The TV was a bit of a hard to set up, though, as some of the controls were a bit strange. For example, instead of a colour control the TV offers four different modes and the ability to change the amount of the Red Green and Blue Gain. This is way beyond the level of control offered by other TVs and may scare off new users, but we did find that the "Warm" setting was already pretty good. The Sharpness control was also a little tricky as even at zero we found there was still a little too much noise in most content.

The TV ate up DVD and Blu-rays alike with natural colours, accurate (though not especially deep) blacks and very good image processing. Though the set's 24p support wasn't the best, jaggies were not to be seen and the Soniq accounted for itself well on the noise test during the HQV test disk.
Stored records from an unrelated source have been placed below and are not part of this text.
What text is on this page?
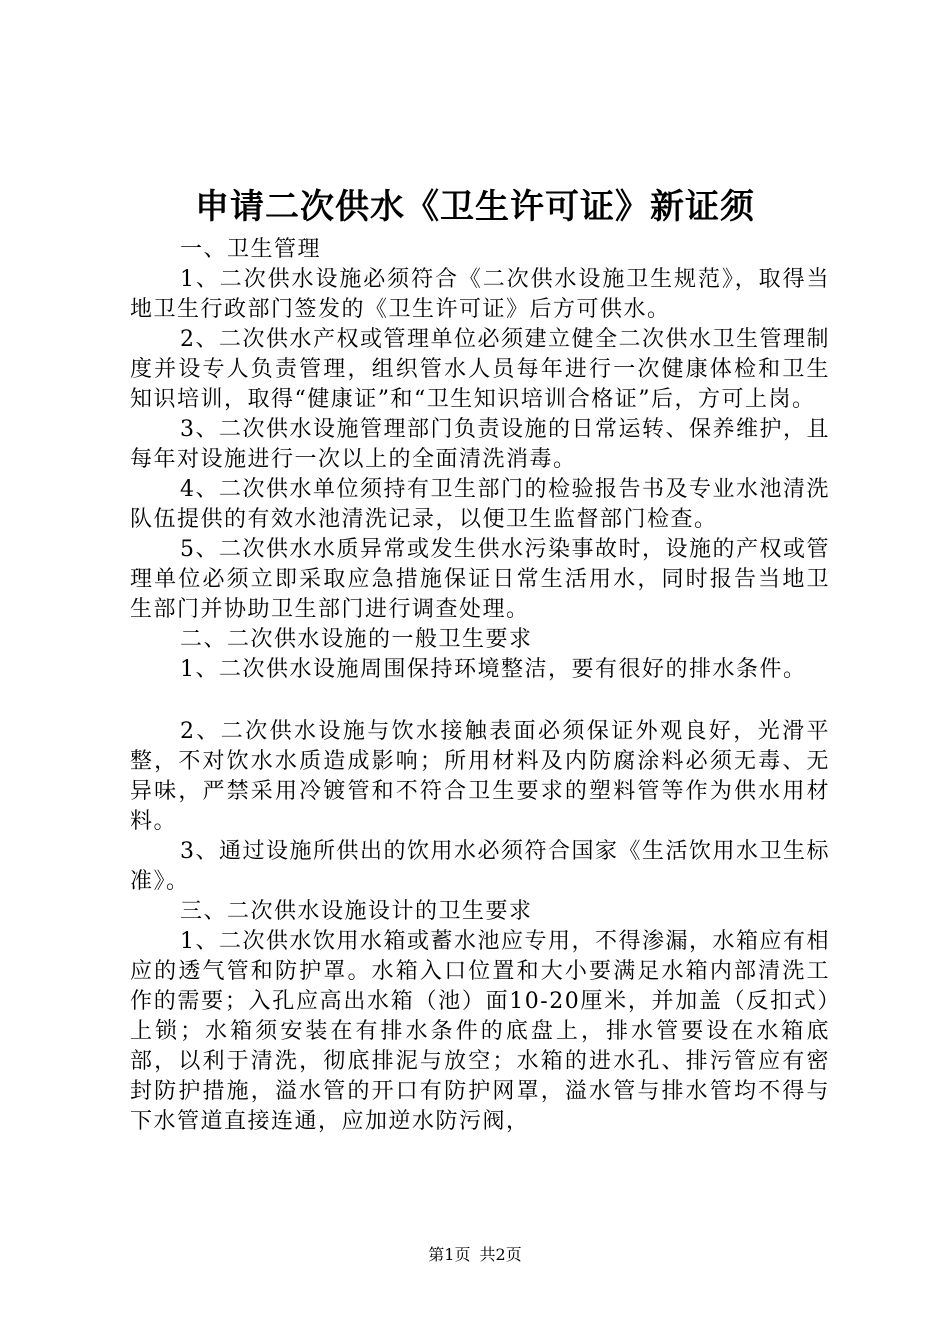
申请二次供水《卫生许可证》新证须

一、卫生管理

1、二次供水设施必须符合《二次供水设施卫生规范》，取得当地卫生行政部门签发的《卫生许可证》后方可供水。

2、二次供水产权或管理单位必须建立健全二次供水卫生管理制度并设专人负责管理，组织管水人员每年进行一次健康体检和卫生知识培训，取得“健康证”和“卫生知识培训合格证”后，方可上岗。

3、二次供水设施管理部门负责设施的日常运转、保养维护，且每年对设施进行一次以上的全面清洗消毒。

4、二次供水单位须持有卫生部门的检验报告书及专业水池清洗队伍提供的有效水池清洗记录，以便卫生监督部门检查。

5、二次供水水质异常或发生供水污染事故时，设施的产权或管理单位必须立即采取应急措施保证日常生活用水，同时报告当地卫生部门并协助卫生部门进行调查处理。

二、二次供水设施的一般卫生要求

1、二次供水设施周围保持环境整洁，要有很好的排水条件。

2、二次供水设施与饮水接触表面必须保证外观良好，光滑平整，不对饮水水质造成影响；所用材料及内防腐涂料必须无毒、无异味，严禁采用冷镀管和不符合卫生要求的塑料管等作为供水用材料。

3、通过设施所供出的饮用水必须符合国家《生活饮用水卫生标准》。

三、二次供水设施设计的卫生要求

1、二次供水饮用水箱或蓄水池应专用，不得渗漏，水箱应有相应的透气管和防护罩。水箱入口位置和大小要满足水箱内部清洗工作的需要；入孔应高出水箱（池）面10-20厘米，并加盖（反扣式）上锁；水箱须安装在有排水条件的底盘上，排水管要设在水箱底部，以利于清洗，彻底排泥与放空；水箱的进水孔、排污管应有密封防护措施，溢水管的开口有防护网罩，溢水管与排水管均不得与下水管道直接连通，应加逆水防污阀，

第1页 共2页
This was strange as while it's great with "mosquito" noise it didn't cope well with the noise halos found on the edges of compressed videos, such as can be found on DVDs like King Kong. Turning up the Digital Noise Reduction didn't help and in fact only introduced smearing to motion. The onboard HD tuner was also a little too noisy for our tastes.

We ran the screen though a few gaming tests and found the TV to be very responsive and perfect for this purpose. As such we'd say this TV would be great for a games den or holiday house.

Off-axis viewing was good for a budget panel, and even for an expensive one, with probably only Panasonic LCDs offering a better off-axis viewing angle. This is highly impressive for the price.


We didn't expect too much from the QSL400XT and while it may not be as "perfect" as a name-brand it performs well above its weight. We personally wouldn't buy one of these as our main TV but know that some people will, and we think once set up properly they'll be very happy with it.